I have been to our meeting, and quite interesting it was too. (You may have read the post below first! Sorry they are both long. Please stick with it. It makes sense in the end!))
What came out? Well the poor police sergeant took a bit of heat. He was regaled (well, harangued really) with story after story of incidents of a) inability to report crime to a human being (always the centralised voice mail) b) the lack of response when crime was successfully reported and c) the complete failure to do anything meaningful or effective to those known to be the culprits.
The Sergeant asked for us to help to provide evidence, to stand up and be counted, but then confirmed that photographing or videoing anti social behaviour or crime was of no help. He asks the village to provide a statement and "expose" themselves (metaphorically) to the culprits but then admits that nothing ever happens. The evidence won't stand up, the CPS won't touch it, and the ASBO kids remain free to wreek their revenge in the full knowledge that the cycle will repeat itself, whatever they do.
Buckden is full of people who would dearly love to provide evidence and deal with these people effectively. They know exactly who the ten or so young people are in the village who most need to be dealt with severely and effectively. They know exactly where and when things happen and in a great many cases they know exactly who is doing it.
But when they try to inform the police in real time via the "centralised answering service" (for which they must have the obligatory "targets for customer service") nobody answers; if they do get through nobody comes; and if they do come they prove to be impotent without the "right sort of evidence" to bring a prosecution. In such circumstances, it is easy to see why people give up.

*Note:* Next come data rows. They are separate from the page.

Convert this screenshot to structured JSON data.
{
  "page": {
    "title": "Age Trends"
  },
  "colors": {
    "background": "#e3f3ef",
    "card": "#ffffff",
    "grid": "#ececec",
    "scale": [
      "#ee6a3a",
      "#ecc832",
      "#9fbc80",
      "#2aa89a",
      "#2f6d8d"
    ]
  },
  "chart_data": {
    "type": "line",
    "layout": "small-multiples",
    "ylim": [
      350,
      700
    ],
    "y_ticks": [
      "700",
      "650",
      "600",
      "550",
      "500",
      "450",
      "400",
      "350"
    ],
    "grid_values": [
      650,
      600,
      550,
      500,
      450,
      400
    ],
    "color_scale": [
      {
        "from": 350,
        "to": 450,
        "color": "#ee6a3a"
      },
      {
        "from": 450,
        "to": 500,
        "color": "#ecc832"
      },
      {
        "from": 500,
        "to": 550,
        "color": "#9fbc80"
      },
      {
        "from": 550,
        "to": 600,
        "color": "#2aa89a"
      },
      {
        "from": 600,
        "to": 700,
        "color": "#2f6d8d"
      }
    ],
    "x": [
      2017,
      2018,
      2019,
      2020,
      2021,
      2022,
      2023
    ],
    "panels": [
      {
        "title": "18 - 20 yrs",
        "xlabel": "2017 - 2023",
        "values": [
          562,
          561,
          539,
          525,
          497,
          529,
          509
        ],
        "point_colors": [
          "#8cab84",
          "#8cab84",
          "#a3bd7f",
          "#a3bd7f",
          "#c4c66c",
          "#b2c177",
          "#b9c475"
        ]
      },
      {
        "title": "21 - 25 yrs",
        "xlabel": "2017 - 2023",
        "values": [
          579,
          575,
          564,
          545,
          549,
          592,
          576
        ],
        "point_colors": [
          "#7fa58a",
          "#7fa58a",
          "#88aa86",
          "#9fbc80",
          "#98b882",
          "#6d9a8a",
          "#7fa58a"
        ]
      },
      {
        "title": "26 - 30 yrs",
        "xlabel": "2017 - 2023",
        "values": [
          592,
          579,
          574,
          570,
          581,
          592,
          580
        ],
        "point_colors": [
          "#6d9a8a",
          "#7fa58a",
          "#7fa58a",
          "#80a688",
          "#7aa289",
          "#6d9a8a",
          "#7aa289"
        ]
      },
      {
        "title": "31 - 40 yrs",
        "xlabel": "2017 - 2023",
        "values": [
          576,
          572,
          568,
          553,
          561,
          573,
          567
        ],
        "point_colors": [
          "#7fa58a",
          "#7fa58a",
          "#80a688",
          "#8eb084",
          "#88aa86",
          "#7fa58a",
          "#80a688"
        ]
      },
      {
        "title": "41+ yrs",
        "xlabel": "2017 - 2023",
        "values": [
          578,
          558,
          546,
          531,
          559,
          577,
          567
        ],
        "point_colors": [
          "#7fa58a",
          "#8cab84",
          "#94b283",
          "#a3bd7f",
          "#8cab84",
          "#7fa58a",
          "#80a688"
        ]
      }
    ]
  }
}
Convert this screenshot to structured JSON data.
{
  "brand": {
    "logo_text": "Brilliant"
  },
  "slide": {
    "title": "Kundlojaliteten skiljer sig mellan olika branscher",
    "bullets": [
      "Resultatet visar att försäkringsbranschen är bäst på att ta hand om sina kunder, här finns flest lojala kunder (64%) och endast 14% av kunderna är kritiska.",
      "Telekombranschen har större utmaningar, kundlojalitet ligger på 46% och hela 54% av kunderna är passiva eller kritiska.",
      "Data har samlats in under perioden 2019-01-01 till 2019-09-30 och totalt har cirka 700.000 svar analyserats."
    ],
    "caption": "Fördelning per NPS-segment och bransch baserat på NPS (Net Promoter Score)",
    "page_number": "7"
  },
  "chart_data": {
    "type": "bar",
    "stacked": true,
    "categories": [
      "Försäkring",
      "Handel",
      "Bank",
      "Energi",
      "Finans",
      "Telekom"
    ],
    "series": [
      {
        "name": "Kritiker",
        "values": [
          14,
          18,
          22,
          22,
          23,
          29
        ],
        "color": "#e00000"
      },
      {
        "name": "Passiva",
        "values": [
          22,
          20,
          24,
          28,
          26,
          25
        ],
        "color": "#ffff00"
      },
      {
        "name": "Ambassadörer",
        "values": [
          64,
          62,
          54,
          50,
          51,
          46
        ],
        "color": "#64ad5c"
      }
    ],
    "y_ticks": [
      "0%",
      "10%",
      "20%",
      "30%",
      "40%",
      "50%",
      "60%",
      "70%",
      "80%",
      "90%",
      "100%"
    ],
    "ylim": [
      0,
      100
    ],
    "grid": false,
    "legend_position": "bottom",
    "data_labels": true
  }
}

Ultimately, the system, over which our lowly Sergeant has absolutely no control, does not want to pursue this sort of ASB or low level crime and harrassment. Under the current rules of evidence, it is simply too hard to achieve a conviction, so the resources afforded to trying are frankly wasted. They are forced to police by "targets" and "customer satisfaction levels". But we are not customers. We are citizens, just like them.
Unable to prosecute and punish, they try instead to tackle matters by deterrence and engagement. It is pretty much all that is left to them, but the vandalism, harrassment and verbal abuse is left unchecked. These people are mobile enough to avoid deterrence and are the last people to engage. As I eventually said, engagement is my problem, as Councillor. We can engage all we like, however, but only if he delivers the firmer policing that must accompany it.
What is missing is that level of policing that used to exist just underneath the legal radar. Real policing that used to know communities inside out and knew exactly who to go to when something happened. Moreover it was robust policing that knew exactly how far to go to make sure that their discipline was effective in keeping a tight lid on ASB. It made the odd mistake but on the whole it steered generations of kids through the joys of adolescence with a firm hand, with the support of the community (including their parents) but without criminalising them.
This policing existed right up until the mid Nineties, when a certain person deliberately commissioned a report to undermine the a national institution that would best reflect the dawn of a new style of government.
Macpherson delivered and the police were destroyed in a single day. Every community has paid the price ever since.
I was wrong, in my post below, to look look for a problem spanning twenty years and I was wrong to search among the youth and their parents. The problem lies in the government and their attitude, the Human Rights Act that protects the perpetrators of crime at the expense of the general public and a police force who are made to serve us with both arms and legs tied behind their backs.